Talking About Books

Tuesday, November 28, 2006

Are you well read? Am I?

The other day I was listening to an interview with Christopher Hitchens, who was talking about Kingsley Amis. I don't even remember what the subject was. But it got me to thinking that I haven't read anything by Hitchens in a long time -- or by either of the Amises, Kinglsey or Martin. Then I felt the sense of dread wash over me that I am altogether behind in reading British authors. What about William Trevor? Ian McEwan? For that matter, there are a still a few books by Charles Dickens, Thomas Hardy and Jane Austen I need to read.
And it's not just British literature. Right around the time the Berlin Wall fell and all those Eastern Euripean nations were shaking off the Soviet shackles, there was a lot of great literature pouring out of that region. Vaclav Havel, Milan Kundera, Tibor Fischer, Josef Skvorecky -- I was reading them all. But I am behind in my reading of Eastern European literature.
Don't get me started on Japanese fiction. A long-time passion of mine, it seems I used to stay current on anything by Haruki Murakami, Kenzaburo Oe, Akira Yoshimura. Now, I am so behind.
If I were just reading what's worth reading in recent American fiction, I'd be behind. But I see all these new titles from authors all over the world, and I torment myself that I need to read it all. Does everybody (every reader, anyway) go through this sort of torture? How much do we need to read to be considered well-read? And is that the purpose, to accomplish some vague goal of being well-read? Or is there really no goal to reading? What do you think?

2 Comments:

At Mon Feb 19, 03:38:00 PM CST, Anonymous Anonymous said...

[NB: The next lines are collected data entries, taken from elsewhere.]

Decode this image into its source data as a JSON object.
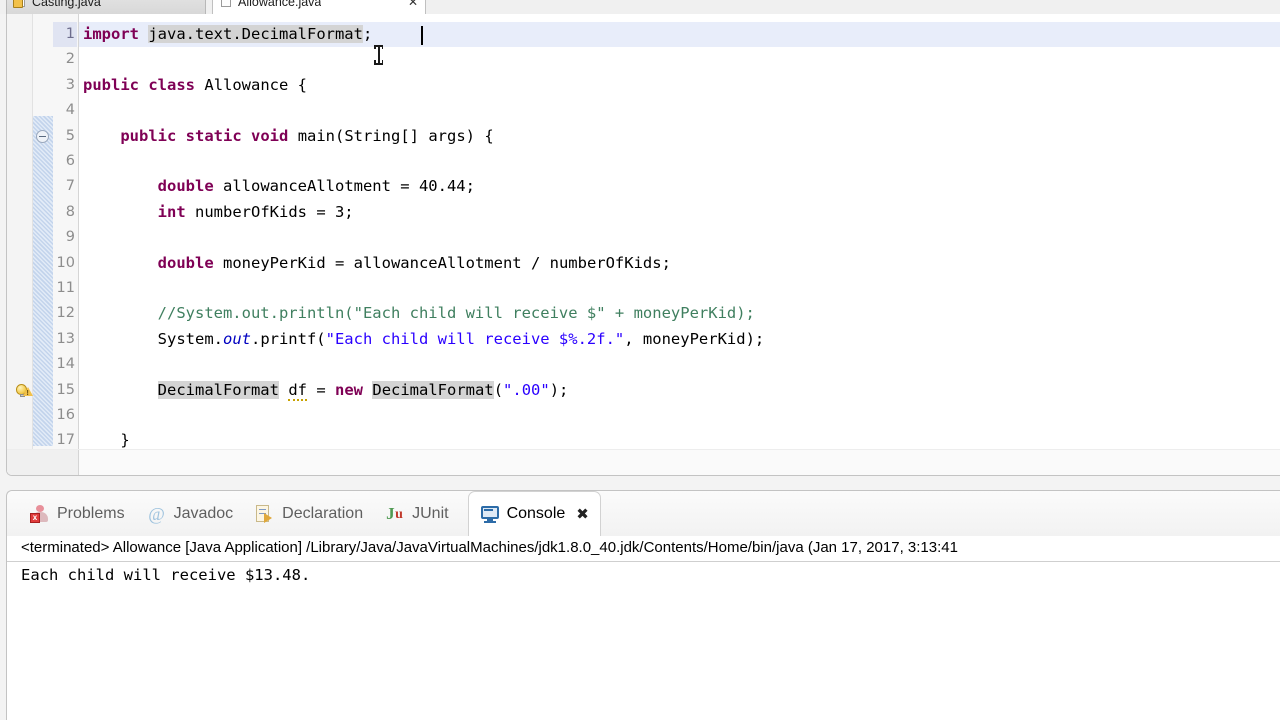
{
  "editor": {
    "tabs": [
      {
        "label": "Casting.java",
        "icon": "java-file-warning-icon",
        "active": false,
        "closable": false
      },
      {
        "label": "Allowance.java",
        "icon": "java-file-icon",
        "active": true,
        "closable": true,
        "close_glyph": "✕"
      }
    ],
    "lines": [
      {
        "num": "1",
        "text": "import java.text.DecimalFormat;"
      },
      {
        "num": "2",
        "text": ""
      },
      {
        "num": "3",
        "text": "public class Allowance {"
      },
      {
        "num": "4",
        "text": ""
      },
      {
        "num": "5",
        "text": "    public static void main(String[] args) {"
      },
      {
        "num": "6",
        "text": ""
      },
      {
        "num": "7",
        "text": "        double allowanceAllotment = 40.44;"
      },
      {
        "num": "8",
        "text": "        int numberOfKids = 3;"
      },
      {
        "num": "9",
        "text": ""
      },
      {
        "num": "10",
        "text": "        double moneyPerKid = allowanceAllotment / numberOfKids;"
      },
      {
        "num": "11",
        "text": ""
      },
      {
        "num": "12",
        "text": "        //System.out.println(\"Each child will receive $\" + moneyPerKid);"
      },
      {
        "num": "13",
        "text": "        System.out.printf(\"Each child will receive $%.2f.\", moneyPerKid);"
      },
      {
        "num": "14",
        "text": ""
      },
      {
        "num": "15",
        "text": "        DecimalFormat df = new DecimalFormat(\".00\");"
      },
      {
        "num": "16",
        "text": ""
      },
      {
        "num": "17",
        "text": "    }"
      }
    ],
    "current_line": "1",
    "warning_line": "15",
    "fold_line": "5"
  },
  "view": {
    "tabs": [
      {
        "label": "Problems",
        "icon": "problems-icon",
        "active": false
      },
      {
        "label": "Javadoc",
        "icon": "javadoc-icon",
        "active": false
      },
      {
        "label": "Declaration",
        "icon": "declaration-icon",
        "active": false
      },
      {
        "label": "JUnit",
        "icon": "junit-icon",
        "active": false
      },
      {
        "label": "Console",
        "icon": "console-icon",
        "active": true,
        "close_glyph": "✖"
      }
    ],
    "console": {
      "header": "<terminated> Allowance [Java Application] /Library/Java/JavaVirtualMachines/jdk1.8.0_40.jdk/Contents/Home/bin/java (Jan 17, 2017, 3:13:41",
      "output": "Each child will receive $13.48."
    }
  },
  "colors": {
    "keyword": "#7F0055",
    "comment": "#3F7F5F",
    "string": "#2A00FF",
    "static_field": "#0000C0",
    "occurrence_highlight": "#D4D4D4",
    "current_line": "#E8EDFA",
    "selection": "#D6E2F5"
  }
}
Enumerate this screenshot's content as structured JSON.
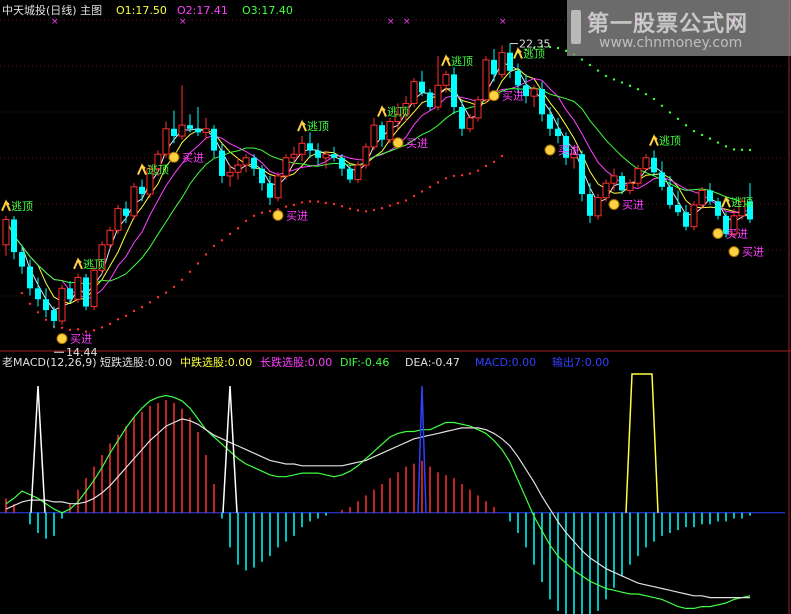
{
  "header": {
    "title": "中天城投(日线) 主图",
    "o1": "O1:17.50",
    "o2": "O2:17.41",
    "o3": "O3:17.40"
  },
  "indicator_header": {
    "name": "老MACD(12,26,9)",
    "short": "短跌选股:0.00",
    "mid": "中跌选股:0.00",
    "long": "长跌选股:0.00",
    "dif": "DIF:-0.46",
    "dea": "DEA:-0.47",
    "macd": "MACD:0.00",
    "output": "输出7:0.00"
  },
  "watermark": {
    "title": "第一股票公式网",
    "url": "www.chnmoney.com"
  },
  "colors": {
    "up": "#ff3030",
    "down": "#00ffff",
    "buy_text": "#ff40ff",
    "sell_text": "#40ff40",
    "dif": "#40ff40",
    "dea": "#e0e0e0",
    "ma_white": "#e8e8e8",
    "ma_yellow": "#ffff40",
    "ma_magenta": "#ff40ff",
    "ma_green": "#40ff40",
    "signal_blue": "#3040ff",
    "signal_yellow": "#ffff40"
  },
  "chart_data": {
    "type": "candlestick+macd",
    "annotations": {
      "high_label": "22.35",
      "low_label": "14.44",
      "buy_label": "买进",
      "sell_label": "逃顶"
    },
    "candles": [
      [
        16.8,
        17.6,
        16.5,
        17.5
      ],
      [
        17.5,
        17.6,
        16.4,
        16.6
      ],
      [
        16.6,
        16.8,
        16.0,
        16.2
      ],
      [
        16.2,
        16.4,
        15.4,
        15.6
      ],
      [
        15.6,
        15.9,
        15.1,
        15.3
      ],
      [
        15.3,
        15.6,
        14.8,
        15.0
      ],
      [
        15.0,
        15.1,
        14.5,
        14.7
      ],
      [
        14.7,
        15.7,
        14.6,
        15.6
      ],
      [
        15.6,
        15.8,
        15.2,
        15.3
      ],
      [
        15.3,
        16.0,
        15.2,
        15.9
      ],
      [
        15.9,
        16.0,
        15.0,
        15.1
      ],
      [
        15.1,
        16.2,
        15.0,
        16.1
      ],
      [
        16.1,
        16.9,
        16.0,
        16.8
      ],
      [
        16.8,
        17.3,
        16.7,
        17.2
      ],
      [
        17.2,
        17.9,
        17.1,
        17.8
      ],
      [
        17.8,
        18.0,
        17.4,
        17.6
      ],
      [
        17.6,
        18.5,
        17.5,
        18.4
      ],
      [
        18.4,
        18.6,
        18.0,
        18.2
      ],
      [
        18.2,
        19.0,
        18.1,
        18.9
      ],
      [
        18.9,
        19.4,
        18.7,
        19.3
      ],
      [
        19.3,
        20.2,
        19.2,
        20.0
      ],
      [
        20.0,
        20.5,
        19.6,
        19.8
      ],
      [
        19.8,
        21.2,
        19.7,
        20.1
      ],
      [
        20.1,
        20.4,
        19.9,
        20.0
      ],
      [
        20.0,
        20.6,
        19.8,
        19.9
      ],
      [
        19.9,
        20.3,
        19.7,
        20.0
      ],
      [
        20.0,
        20.1,
        19.2,
        19.4
      ],
      [
        19.4,
        19.6,
        18.5,
        18.7
      ],
      [
        18.7,
        19.0,
        18.4,
        18.8
      ],
      [
        18.8,
        19.2,
        18.6,
        19.0
      ],
      [
        19.0,
        19.3,
        18.8,
        19.2
      ],
      [
        19.2,
        19.3,
        18.7,
        18.9
      ],
      [
        18.9,
        19.0,
        18.3,
        18.5
      ],
      [
        18.5,
        18.7,
        17.9,
        18.1
      ],
      [
        18.1,
        18.8,
        18.0,
        18.7
      ],
      [
        18.7,
        19.3,
        18.6,
        19.2
      ],
      [
        19.2,
        19.5,
        19.0,
        19.3
      ],
      [
        19.3,
        19.8,
        19.1,
        19.6
      ],
      [
        19.6,
        19.9,
        19.2,
        19.4
      ],
      [
        19.4,
        19.6,
        19.0,
        19.2
      ],
      [
        19.2,
        19.4,
        18.9,
        19.3
      ],
      [
        19.3,
        19.5,
        19.1,
        19.2
      ],
      [
        19.2,
        19.3,
        18.7,
        18.9
      ],
      [
        18.9,
        19.0,
        18.5,
        18.6
      ],
      [
        18.6,
        19.1,
        18.5,
        19.0
      ],
      [
        19.0,
        19.6,
        18.9,
        19.5
      ],
      [
        19.5,
        20.3,
        19.4,
        20.1
      ],
      [
        20.1,
        20.2,
        19.5,
        19.7
      ],
      [
        19.7,
        20.3,
        19.6,
        20.2
      ],
      [
        20.2,
        20.7,
        20.0,
        20.4
      ],
      [
        20.4,
        20.9,
        20.2,
        20.7
      ],
      [
        20.7,
        21.4,
        20.6,
        21.3
      ],
      [
        21.3,
        21.6,
        20.9,
        21.0
      ],
      [
        21.0,
        21.1,
        20.5,
        20.6
      ],
      [
        20.6,
        22.0,
        20.5,
        21.2
      ],
      [
        21.2,
        21.6,
        21.0,
        21.5
      ],
      [
        21.5,
        21.7,
        20.4,
        20.6
      ],
      [
        20.6,
        20.8,
        19.8,
        20.0
      ],
      [
        20.0,
        20.4,
        19.9,
        20.3
      ],
      [
        20.3,
        20.9,
        20.2,
        20.8
      ],
      [
        20.8,
        22.0,
        20.7,
        21.9
      ],
      [
        21.9,
        22.2,
        21.3,
        21.5
      ],
      [
        21.5,
        22.3,
        21.4,
        22.1
      ],
      [
        22.1,
        22.35,
        21.4,
        21.6
      ],
      [
        21.6,
        21.8,
        21.0,
        21.2
      ],
      [
        21.2,
        21.5,
        20.7,
        20.9
      ],
      [
        20.9,
        21.2,
        20.6,
        21.1
      ],
      [
        21.1,
        21.3,
        20.2,
        20.4
      ],
      [
        20.4,
        20.6,
        19.8,
        20.0
      ],
      [
        20.0,
        20.3,
        19.6,
        19.8
      ],
      [
        19.8,
        19.9,
        19.0,
        19.2
      ],
      [
        19.2,
        19.5,
        18.9,
        19.3
      ],
      [
        19.3,
        19.4,
        18.0,
        18.2
      ],
      [
        18.2,
        18.5,
        17.4,
        17.6
      ],
      [
        17.6,
        18.2,
        17.5,
        18.1
      ],
      [
        18.1,
        18.6,
        18.0,
        18.5
      ],
      [
        18.5,
        18.9,
        18.3,
        18.7
      ],
      [
        18.7,
        18.8,
        18.2,
        18.3
      ],
      [
        18.3,
        18.6,
        18.2,
        18.5
      ],
      [
        18.5,
        19.0,
        18.4,
        18.9
      ],
      [
        18.9,
        19.3,
        18.8,
        19.2
      ],
      [
        19.2,
        19.4,
        18.7,
        18.8
      ],
      [
        18.8,
        19.1,
        18.3,
        18.4
      ],
      [
        18.4,
        18.7,
        17.8,
        17.9
      ],
      [
        17.9,
        18.3,
        17.6,
        17.7
      ],
      [
        17.7,
        17.9,
        17.2,
        17.3
      ],
      [
        17.3,
        18.0,
        17.2,
        17.9
      ],
      [
        17.9,
        18.4,
        17.8,
        18.3
      ],
      [
        18.3,
        18.5,
        17.9,
        18.0
      ],
      [
        18.0,
        18.1,
        17.5,
        17.6
      ],
      [
        17.6,
        17.7,
        17.0,
        17.1
      ],
      [
        17.1,
        17.8,
        17.0,
        17.6
      ],
      [
        17.6,
        18.1,
        17.5,
        18.0
      ],
      [
        18.0,
        18.5,
        17.4,
        17.5
      ]
    ],
    "buy_points": [
      7,
      21,
      34,
      49,
      61,
      68,
      76,
      89,
      91
    ],
    "sell_points": [
      0,
      9,
      17,
      37,
      47,
      55,
      64,
      81,
      90
    ],
    "high_point_index": 63,
    "low_point_index": 6,
    "macd_hist": [
      0.05,
      0.03,
      0.0,
      -0.04,
      -0.07,
      -0.09,
      -0.08,
      -0.02,
      0.03,
      0.08,
      0.12,
      0.16,
      0.2,
      0.24,
      0.27,
      0.3,
      0.33,
      0.35,
      0.37,
      0.38,
      0.39,
      0.38,
      0.36,
      0.33,
      0.28,
      0.2,
      0.1,
      -0.02,
      -0.12,
      -0.18,
      -0.2,
      -0.19,
      -0.17,
      -0.15,
      -0.12,
      -0.1,
      -0.08,
      -0.05,
      -0.03,
      -0.02,
      -0.01,
      0.0,
      0.01,
      0.02,
      0.04,
      0.06,
      0.08,
      0.1,
      0.12,
      0.14,
      0.16,
      0.17,
      0.18,
      0.16,
      0.14,
      0.13,
      0.12,
      0.1,
      0.08,
      0.06,
      0.04,
      0.02,
      0.0,
      -0.03,
      -0.07,
      -0.12,
      -0.18,
      -0.24,
      -0.3,
      -0.34,
      -0.36,
      -0.38,
      -0.4,
      -0.38,
      -0.34,
      -0.3,
      -0.26,
      -0.22,
      -0.18,
      -0.15,
      -0.12,
      -0.1,
      -0.08,
      -0.07,
      -0.06,
      -0.05,
      -0.05,
      -0.04,
      -0.04,
      -0.03,
      -0.03,
      -0.02,
      -0.02,
      -0.01
    ],
    "dif": [
      0.05,
      0.08,
      0.12,
      0.1,
      0.08,
      0.05,
      0.02,
      0.0,
      0.02,
      0.06,
      0.12,
      0.18,
      0.25,
      0.33,
      0.4,
      0.47,
      0.53,
      0.58,
      0.62,
      0.64,
      0.65,
      0.64,
      0.62,
      0.58,
      0.52,
      0.46,
      0.42,
      0.38,
      0.34,
      0.3,
      0.27,
      0.25,
      0.23,
      0.21,
      0.2,
      0.2,
      0.21,
      0.22,
      0.22,
      0.22,
      0.21,
      0.2,
      0.21,
      0.23,
      0.26,
      0.3,
      0.34,
      0.38,
      0.42,
      0.44,
      0.45,
      0.45,
      0.46,
      0.46,
      0.48,
      0.5,
      0.5,
      0.49,
      0.48,
      0.46,
      0.44,
      0.4,
      0.35,
      0.28,
      0.18,
      0.08,
      -0.02,
      -0.1,
      -0.18,
      -0.24,
      -0.28,
      -0.32,
      -0.35,
      -0.38,
      -0.4,
      -0.42,
      -0.43,
      -0.44,
      -0.45,
      -0.45,
      -0.46,
      -0.47,
      -0.48,
      -0.5,
      -0.52,
      -0.53,
      -0.53,
      -0.52,
      -0.52,
      -0.51,
      -0.5,
      -0.48,
      -0.47,
      -0.46
    ],
    "dea": [
      0.02,
      0.04,
      0.06,
      0.07,
      0.07,
      0.07,
      0.06,
      0.06,
      0.05,
      0.05,
      0.06,
      0.08,
      0.11,
      0.15,
      0.2,
      0.25,
      0.3,
      0.35,
      0.4,
      0.44,
      0.48,
      0.5,
      0.52,
      0.51,
      0.49,
      0.46,
      0.43,
      0.41,
      0.39,
      0.37,
      0.35,
      0.33,
      0.31,
      0.29,
      0.28,
      0.27,
      0.27,
      0.26,
      0.26,
      0.26,
      0.26,
      0.26,
      0.26,
      0.27,
      0.28,
      0.29,
      0.31,
      0.33,
      0.35,
      0.37,
      0.39,
      0.41,
      0.42,
      0.43,
      0.44,
      0.45,
      0.46,
      0.47,
      0.47,
      0.47,
      0.46,
      0.44,
      0.41,
      0.37,
      0.31,
      0.24,
      0.17,
      0.09,
      0.02,
      -0.05,
      -0.11,
      -0.16,
      -0.21,
      -0.25,
      -0.28,
      -0.31,
      -0.33,
      -0.35,
      -0.37,
      -0.39,
      -0.4,
      -0.41,
      -0.42,
      -0.43,
      -0.44,
      -0.45,
      -0.46,
      -0.46,
      -0.47,
      -0.47,
      -0.47,
      -0.47,
      -0.47,
      -0.47
    ],
    "signal_white_spikes": [
      4,
      28
    ],
    "signal_blue_spike": 52,
    "signal_yellow_plateau": [
      78,
      81
    ],
    "price_range": [
      13.9,
      23.0
    ],
    "macd_range": [
      -0.55,
      0.78
    ]
  }
}
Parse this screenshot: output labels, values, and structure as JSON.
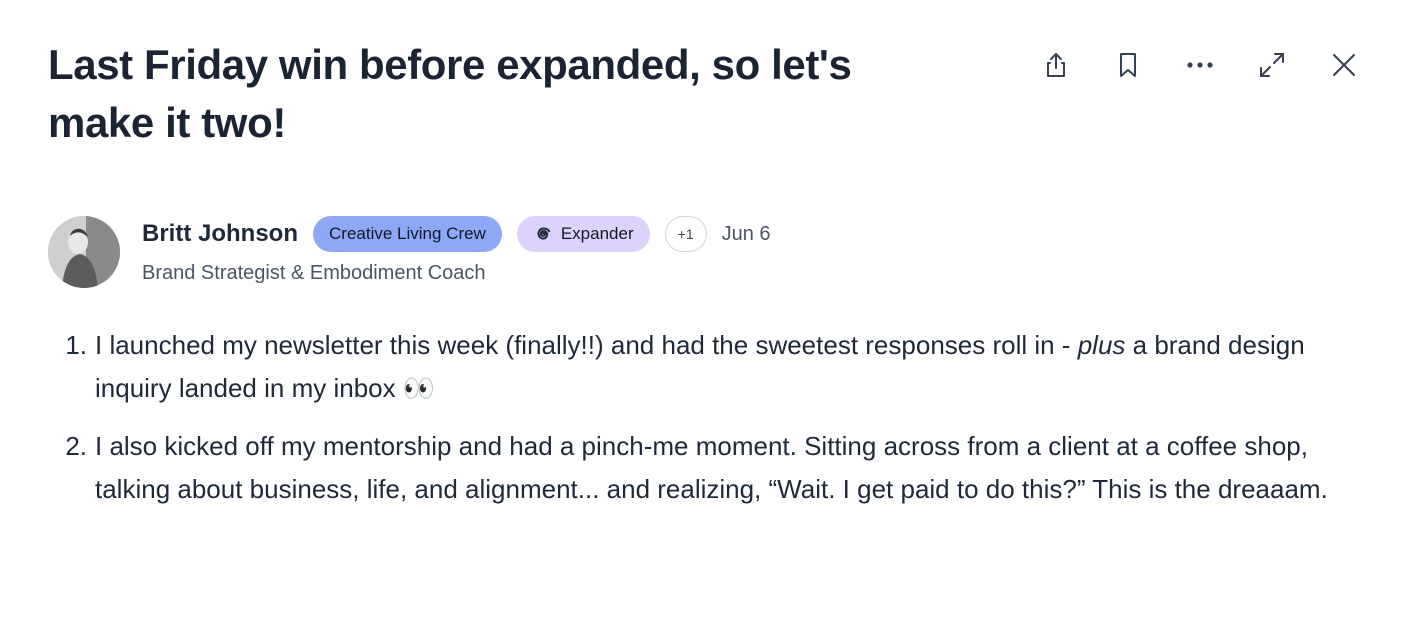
{
  "post": {
    "title": "Last Friday win before expanded, so let's make it two!",
    "author": {
      "name": "Britt Johnson",
      "role": "Brand Strategist & Embodiment Coach",
      "badges": {
        "crew": "Creative Living Crew",
        "expander": "Expander",
        "more": "+1"
      },
      "date": "Jun 6"
    },
    "items": [
      {
        "number": "1.",
        "before": "I launched my newsletter this week (finally!!) and had the sweetest responses roll in - ",
        "emphasis": "plus",
        "after": " a brand design inquiry landed in my inbox 👀"
      },
      {
        "number": "2.",
        "before": "I also kicked off my mentorship and had a pinch-me moment. Sitting across from a client at a coffee shop, talking about business, life, and alignment... and realizing, “Wait. I get paid to do this?” This is the dreaaam.",
        "emphasis": "",
        "after": ""
      }
    ]
  },
  "toolbar": {
    "icons": [
      "share-icon",
      "bookmark-icon",
      "more-icon",
      "expand-icon",
      "close-icon"
    ]
  },
  "colors": {
    "crew_badge": "#8ea8f5",
    "expander_badge": "#ddd2fb",
    "title": "#1c2434"
  }
}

I've studied and taught literature for a long while, but don't consider myself well read yet. Part of the problem, it seems, is that the more great literature we find out about, the more we realize how little of it we've been able to read. On my "if only I had more time" list: Proust, Patrick O'Brian's novels, Musil's The Man Without Qualities, and the Chinese classic Romance of the Three Kingdoms. I'm currently making my way through Spenser's The Faerie Queene; it's lovely stuff, if slow going. Regarding Ian McEwan; you can skip his Saturday without remorse.

 
At Fri Mar 02, 10:51:00 AM CST, Anonymous Anonymous said...

Every December I pick one of these types of books to read. I haven't read the Faerie Queene yet -- good luck with that. I do recommend Man Without Qualities, though if you just read The Radetzky March, you get a more concise (and maybe even better) critique of the same time period.